Recent studies indicate that, in Leydig cells, activation of the cAMP/PKA pathway by LHCGR causes transactivation of the epidermal growth factor receptor (EGFR) resulting in ERK1/2 signaling and steroid production [28-31]. cAMP-induced EGFR transactivation appears to be important for rapid but not long-term steroidogenesis as pharmacological inhibition of the ERK1/2 pathway inhibits acute steroidogenesis [28, 32]. While some studies suggest that ERK1/2 stimulates steroidogenesis by phosphorylating StAR, thereby facilitating its translocation into the mitochondria [28, 32], others suggest that regulation is more complex, involving phosphorylation of transcription factors that regulate the transcription of the StAR gene [33]. Studies in mice lacking MEK1 and 2 demonstrate that ERK1/2 regulates the expression of genes required for testosterone production [34]. Currently, evidence suggests that LHCGR transactivates EGFR by two distinct pathways. The first is an intracellular pathway that involves the cAMP/PKA-dependent activation of Ras and subsequent phosphorylation and activation of ERK1/2 [29, 31]. This pathway is important for steroidogenesis. The second is the transactivation of EGFR that occurs through the matrix metalloprotease (MMP) dependent release of soluble EGFR ligands [35]. This pathway, however, does not appear to be important in Leydig cell steroidogenesis [28, 30]. Cell culture and in vivo studies demonstrated that LHCGR-mediated activation of the ERK1/2 cascade also mediates the proliferation of postnatal Leydig cells and inhibits apoptosis of immature Leydig cells [36-38].

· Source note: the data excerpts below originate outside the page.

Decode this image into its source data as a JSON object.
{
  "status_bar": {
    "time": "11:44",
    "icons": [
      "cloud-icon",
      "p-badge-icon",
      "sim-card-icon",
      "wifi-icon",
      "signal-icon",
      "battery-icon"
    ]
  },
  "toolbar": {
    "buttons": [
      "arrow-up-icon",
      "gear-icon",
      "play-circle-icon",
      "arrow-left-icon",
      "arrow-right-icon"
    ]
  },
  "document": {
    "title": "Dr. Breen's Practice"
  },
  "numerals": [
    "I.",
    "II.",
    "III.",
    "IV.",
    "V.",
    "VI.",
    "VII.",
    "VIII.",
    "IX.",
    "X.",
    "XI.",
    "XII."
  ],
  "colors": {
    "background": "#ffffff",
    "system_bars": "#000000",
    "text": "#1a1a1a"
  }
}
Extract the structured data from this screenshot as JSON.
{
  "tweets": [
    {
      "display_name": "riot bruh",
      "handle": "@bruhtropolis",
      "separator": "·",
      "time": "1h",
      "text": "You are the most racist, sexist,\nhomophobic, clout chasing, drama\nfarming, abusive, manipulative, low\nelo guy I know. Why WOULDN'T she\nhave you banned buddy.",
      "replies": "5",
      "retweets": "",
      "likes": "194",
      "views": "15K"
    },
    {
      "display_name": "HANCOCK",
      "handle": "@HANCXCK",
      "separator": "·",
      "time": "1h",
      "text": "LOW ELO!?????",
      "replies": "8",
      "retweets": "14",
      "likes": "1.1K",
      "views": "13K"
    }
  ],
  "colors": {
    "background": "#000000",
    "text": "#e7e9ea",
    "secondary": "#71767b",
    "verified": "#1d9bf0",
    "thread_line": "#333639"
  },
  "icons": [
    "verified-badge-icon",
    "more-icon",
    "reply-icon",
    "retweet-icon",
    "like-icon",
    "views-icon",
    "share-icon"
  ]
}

*Signal transduction in the ovary
*Differential signaling by LH and hCG
*Receptor di/oligomers
*Receptor internalization and downregulation
*Mutations and polymorphisms in LHCGR
Extragonadal expression of LHCGR
The major physiological roles of LHCGR can be attributed to their expression in the testes and ovaries. The phenotypes of individuals with activating and inactivating mutations in LHCGR and the phenotypes of genetically modified mouse models that mimic constitutive or absent LHCGR action can be explained by the classical action of LHCGR in the gonads [18, 96-101]. However, there is a controversial body of literature suggesting that LHCGR is expressed in several extragonadal tissues, including the reproductive tract, adrenal glands, and blood vessels [102, 103]. Several reports of extragonadal expression are based on the detection of mRNA fragments or proteins with molecular weights that do not match the gonadal LHCGR [102]. LHCGR is expressed in the primate and human endometrium, but its expression appears to be dynamic. The receptor is expressed in the luminal and glandular epithelial cells of the endometrium during the secretory but not proliferative phase and in the stromal cells surrounding the spiral arteries during the first 25 days of pregnancy [104]. It is proposed that the temporal LHCGR signaling activates genes required for implantation. A mature form of LHCGR protein capable of hormone binding has been reported in the rat fetal and adult nervous tissue [105, 106]; however, their functional role remains to be determined. Adrenal expression of functional LHCGR has been reported in a woman with pregnancy-associated Cushing’s syndrome and again after menopause [107, 108]. Studies in animal models have determined that ectopic expression of LHCGR is a consequence of elevated gonadotropin levels [109].
Concluding remarks
The importance of LHCGR in sexual development and adult reproductive function is well established. In the last couple of decades, great progress has been made in understanding the structural determinants of ligand-receptor interactions and receptor activation, the complex network of signaling pathways mediated by LHCGR, and differential regulation by LH and hCG. Further elucidating the molecular details and the cross-talk between the different signaling cascades and functional significance of receptor complexes that regulate testicular and ovarian function may provide new therapeutic approaches for reproductive disorders.